Im Hinblick auf dieses Ergebnis konnte auch die Durchführung der beantragten mündlichen Verhandlung vor dem Verwaltungsgerichtshof gemäß § 39 Abs. 2 Z. 3 und 6 VwGG unterbleiben. Der Verwaltungsgerichtshof hat den angefochtenen Bescheid auf Grundlage des von der belangten Behörde angenommenen Sachverhaltes zu überprüfen (§ 41 Abs. 1 VwGG). Es ist nicht ersichtlich, welchen Beitrag zur Feststellung des Sachverhaltes die vom Beschwerdeführer begehrte öffentliche mündliche Verhandlung hätte leisten können. Zudem wurde der Beschwerde im Ergebnis ohnedies stattgegeben, womit im fortgesetzten Verfahren weitere Ermittlungen anzustellen sind und der Beschwerdeführer die Möglichkeit hat, seinen Standpunkt im Rahmen eines Ermittlungsverfahrens darzulegen. Angesichts der in der Beschwerde vor dem Verwaltungsgerichtshof geltend gemachten Rechte sowie nach zweckmäßiger und wirtschaftlicher Vorgangsweise war somit im vorliegenden Fall die Durchführung einer öffentlichen mündlichen Verhandlung ausnahmsweise nicht geboten (vgl. das hg. Erkenntnis vom , Zl. 2005/12/0183).

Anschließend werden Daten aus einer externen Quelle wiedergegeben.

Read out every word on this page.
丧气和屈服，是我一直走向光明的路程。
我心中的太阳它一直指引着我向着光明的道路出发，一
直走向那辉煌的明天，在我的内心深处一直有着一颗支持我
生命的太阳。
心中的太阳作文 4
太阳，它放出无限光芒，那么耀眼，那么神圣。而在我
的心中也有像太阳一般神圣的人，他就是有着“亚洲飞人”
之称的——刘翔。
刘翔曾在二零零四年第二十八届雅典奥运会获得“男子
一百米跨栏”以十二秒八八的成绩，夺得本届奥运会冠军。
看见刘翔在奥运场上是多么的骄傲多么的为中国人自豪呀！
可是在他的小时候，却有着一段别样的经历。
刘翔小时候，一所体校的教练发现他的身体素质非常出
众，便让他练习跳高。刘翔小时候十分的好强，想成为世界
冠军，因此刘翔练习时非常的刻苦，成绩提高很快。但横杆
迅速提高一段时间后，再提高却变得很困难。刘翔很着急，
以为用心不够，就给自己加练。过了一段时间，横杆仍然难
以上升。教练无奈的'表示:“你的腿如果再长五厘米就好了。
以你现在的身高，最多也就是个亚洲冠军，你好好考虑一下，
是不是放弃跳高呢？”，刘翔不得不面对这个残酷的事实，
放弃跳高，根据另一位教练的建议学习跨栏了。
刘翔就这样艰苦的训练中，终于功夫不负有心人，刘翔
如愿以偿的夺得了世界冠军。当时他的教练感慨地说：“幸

Dem steht auch Art. 6 Abs. 1 EMRK nicht entgegen: Der EGMR sieht den Entfall der nach dieser Bestimmung grundsätzlich gebotenen öffentlichen Verhandlung dann als zulässig an, wenn außergewöhnliche Umstände vorliegen, die eine Ausnahme davon rechtfertigen (vgl. etwa die Urteile des EGMR in den Fällen Jussila gegen Finnland, , Nr. 73053/01; Bösch gegen Österreich, , Nr. 17912/05; Hofbauer gegen Österreich2, , Nr. 7401/04). Der EGMR hat das Vorliegen solcher außergewöhnlichen Umstände etwa dann angenommen, wenn das Verfahren ausschließlich rechtliche oder hochtechnische Fragen betrifft, der Gerichtshof verwies in diesem Zusammenhang aber auch auf das Bedürfnis der nationalen Behörden nach zweckmäßiger und wirtschaftlicher Vorgangsweise, das angesichts der sonstigen Umstände des Falles zum Absehen von einer mündlichen Verhandlung berechtige (vgl. das hg. Erkenntnis vom , Zl. 2008/09/0273).
Der Ausspruch über den Aufwandersatz gründet sich auf die §§ 47 ff VwGG in Verbindung mit der Verordnung BGBl. II Nr. 455/2008.